An electrolytic cell produces aluminum from \(\mathrm{Al}_{2} \mathrm{O}_{3}\) at the rate of ten kilograms a day. Assuming a yield of \(100 \%\), (a) how many moles of electrons must pass through the cell in one day? (b) how many amperes are passing through the cell? (c) how many moles of oxygen \(\left(\mathrm{O}_{2}\right)\) are being produced simultaneously?

To convert the mass of aluminum produced into moles, we will use the molar mass of aluminum. The molar mass of aluminum (\(\mathrm{Al}\)) is approximately 26.98 g/mol. So, we have: \(10\,\text{kg} \cdot \frac{1000\,\text{g}}{1\,\text{kg}} \cdot \frac{1\,\text{mol}}{26.98\,\text{g}} \approx 370.64\,\text{moles}\) of \(\mathrm{Al}\) So, the cell produces approximately 370.64 moles of aluminum per day.

Next, we need to recall the balanced redox reaction for aluminum production. In this case, we have: \(\mathrm{Al}^{3+} + 3\,\text{e}^- \rightarrow \mathrm{Al}\) Thus, three moles of electrons are required for each mole of aluminum produced. So, the moles of electrons required for this process are: \(370.64\,\text{moles}\,\mathrm{Al} \cdot \frac{3\,\text{moles\,electrons}}{1\,\text{mole\,Al}} = 1111.93\,\text{moles\,electrons}\) Therefore, 1111.93 moles of electrons must pass through the cell in one day.

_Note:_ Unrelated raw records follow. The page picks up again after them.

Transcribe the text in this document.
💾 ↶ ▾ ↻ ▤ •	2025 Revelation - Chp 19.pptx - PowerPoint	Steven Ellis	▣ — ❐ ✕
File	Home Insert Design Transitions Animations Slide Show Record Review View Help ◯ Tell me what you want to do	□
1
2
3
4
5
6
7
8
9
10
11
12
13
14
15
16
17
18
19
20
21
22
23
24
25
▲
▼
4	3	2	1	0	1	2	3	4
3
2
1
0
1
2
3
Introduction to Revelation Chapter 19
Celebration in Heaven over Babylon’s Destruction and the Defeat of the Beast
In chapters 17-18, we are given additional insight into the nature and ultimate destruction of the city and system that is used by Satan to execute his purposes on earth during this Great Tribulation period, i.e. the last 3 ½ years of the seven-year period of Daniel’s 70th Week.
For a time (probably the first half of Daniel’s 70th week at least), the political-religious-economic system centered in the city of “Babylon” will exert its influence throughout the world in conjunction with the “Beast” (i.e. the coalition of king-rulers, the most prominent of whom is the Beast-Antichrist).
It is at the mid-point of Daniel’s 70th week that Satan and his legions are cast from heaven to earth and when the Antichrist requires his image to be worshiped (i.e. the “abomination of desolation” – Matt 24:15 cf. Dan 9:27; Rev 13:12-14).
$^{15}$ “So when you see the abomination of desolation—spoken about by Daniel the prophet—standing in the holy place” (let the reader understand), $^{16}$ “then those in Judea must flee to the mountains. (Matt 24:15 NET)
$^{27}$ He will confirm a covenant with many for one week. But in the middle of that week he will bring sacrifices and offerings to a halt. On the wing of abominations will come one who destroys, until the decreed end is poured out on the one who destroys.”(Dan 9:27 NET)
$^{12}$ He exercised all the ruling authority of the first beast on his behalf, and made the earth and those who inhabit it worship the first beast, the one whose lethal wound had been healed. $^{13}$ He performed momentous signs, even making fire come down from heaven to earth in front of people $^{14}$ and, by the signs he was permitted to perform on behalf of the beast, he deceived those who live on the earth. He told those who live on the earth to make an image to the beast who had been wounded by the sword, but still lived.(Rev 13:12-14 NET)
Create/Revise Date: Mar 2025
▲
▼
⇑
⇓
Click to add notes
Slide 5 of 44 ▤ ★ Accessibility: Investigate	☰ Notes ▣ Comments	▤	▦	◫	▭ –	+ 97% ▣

Now, we can calculate the current passing through the cell. We know that current is measured in amperes (A), and one ampere is equal to one coulomb of charge per second: \(1\,\text{A} = 1\,\frac{\text{C}}{\text{s}}\) We know that the charge of one mole of electrons is equal to Avogadro's number times the elementary charge. So we have: \(1\,\text{mole}\,\text{electrons=}6.022 \times 10^{23}\,\text{electrons} \cdot 1.6 \times 10^{-19}\,\text{C} \approx 96485\,\text{C}\) Thus, to find the current, we need to convert the moles of electrons per day to coulombs per second: \(\frac{1111.93\,\text{moles\,electrons}}{1\,\text{day}} \cdot \frac{96485\,\text{C}}{\text{mole}\,\text{electrons}} \cdot \frac{1\,\text{day}}{86400\,\text{s}} \approx 1272.74\,\text{A}\) So, approximately 1272.74 amperes are passing through the cell.

Lastly, we will find the moles of oxygen (\(\mathrm{O}_{2}\)) produced simultaneously. The balanced redox reaction for oxygen production is: \(2\,\mathrm{O}^{2-} \rightarrow \mathrm{O}_{2} + 4\,e^-\) We can see from this reaction that two moles of oxygen ions (\(\mathrm{O}^{2-}\)) produce one mole of oxygen gas (\(\mathrm{O}_{2}\)). Since aluminum oxide contains two moles of oxygen ions for each mole of aluminum ions, we can use the moles of aluminum produced to find the moles of oxygen produced: \(370.64\,\text{moles}\,\mathrm{Al} \cdot \frac{1\,\text{mole}\,\mathrm{O}_{2}}{1\,\text{mole}\,\mathrm{Al}} = 370.64\,\text{moles}\,\mathrm{O}_{2}\) Thus, 370.64 moles of oxygen gas are produced simultaneously by the electrolytic cell.